Jika dulu krisis datang secara berkala, katakanlah 15 atau 7 tahun sekali, sekarang hampir tanpa jeda. Sementara itu,
pendalaman masalah dimengerti seberapa jauh soal yang muncul tersebut memiliki potensi melantakkan perekonomian
nasional (korporasi ataupun rumah tangga). Anomali yang bisa disebut: ketika perekonomian dipacu secara cepat
sehingga menghasilkan pertumbuhan yang relatif tinggi, ternyata intensitas krisis kemudian kerap terjadi dan makin
dalam dampaknya.
Tiga masalah pertama yang disebut di atas, yaitu stabilitas harga pangan, sendi mikroekonomi, dan kebijakan tak
sensitif terhadap kaum miskin, menarik dikaji dalam perspektif ini.

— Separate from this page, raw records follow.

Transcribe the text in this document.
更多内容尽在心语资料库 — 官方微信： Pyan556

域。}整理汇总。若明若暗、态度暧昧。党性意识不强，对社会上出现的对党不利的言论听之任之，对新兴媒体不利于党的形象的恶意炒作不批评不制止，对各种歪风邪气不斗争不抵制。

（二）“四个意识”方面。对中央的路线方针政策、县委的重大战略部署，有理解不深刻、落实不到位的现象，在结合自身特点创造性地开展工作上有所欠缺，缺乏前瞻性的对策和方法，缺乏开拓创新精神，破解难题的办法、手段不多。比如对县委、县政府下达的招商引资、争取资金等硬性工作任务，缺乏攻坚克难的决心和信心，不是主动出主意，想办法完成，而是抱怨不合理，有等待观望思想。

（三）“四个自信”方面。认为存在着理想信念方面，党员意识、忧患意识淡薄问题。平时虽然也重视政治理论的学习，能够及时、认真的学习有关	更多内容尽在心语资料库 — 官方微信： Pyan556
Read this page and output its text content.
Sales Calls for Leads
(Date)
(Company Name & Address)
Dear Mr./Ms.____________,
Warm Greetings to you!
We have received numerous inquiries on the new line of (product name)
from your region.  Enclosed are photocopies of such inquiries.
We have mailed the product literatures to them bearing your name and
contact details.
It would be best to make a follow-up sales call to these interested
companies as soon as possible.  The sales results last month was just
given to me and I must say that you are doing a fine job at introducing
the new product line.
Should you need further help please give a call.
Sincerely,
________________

Modernisasi dituntut untuk memperkuat sektor basis
sehingga nilai tambah yang dihasilkan dari sektor industri atau jasa berpeluang memenangi persaingan di pasar
internasional.
Indonesia memilih jalur berbeda dengan memisahkan akselerasi sektor industri dan jasa tanpa lapis sektor primer.
Implikasinya, kebutuhan pangan (dan aneka komoditas primer lain) tak bisa dicukupi dan jika terdapat kelebihan
produksi (seperti produk perkebunan) dibiarkan mengalir ke pasar internasional tanpa diolah terlebih dulu. Pada sisi ini,
instabilitas harga pangan dan kerapuhan sendi mikroekonomi jadi keniscayaan yang tak bisa dibendung. Implikasinya,
pembangunan jadi terisolasi dari
sebagian besar masyarakat yang bekerja di sektor primer sehingga ketimpangan pendapatan menjadi fakta yang tak
dapat ditampik.
Selanjutnya, tiga masalah yang terakhir (efektivitas kebijakan fiskal, perekonomian yang terbuka, dan karakter
kebijakan moneter) merupakan produk dari rigiditas pengambil kebijakan. Sepuluh tahun lalu kekuatan APBN hanya Rp
400 triliun dan sekarang Rp 1.600 triliun, tetapi pelabuhan, irigasi, jalan, dan rel kereta api tetap nyaris tak terbangun.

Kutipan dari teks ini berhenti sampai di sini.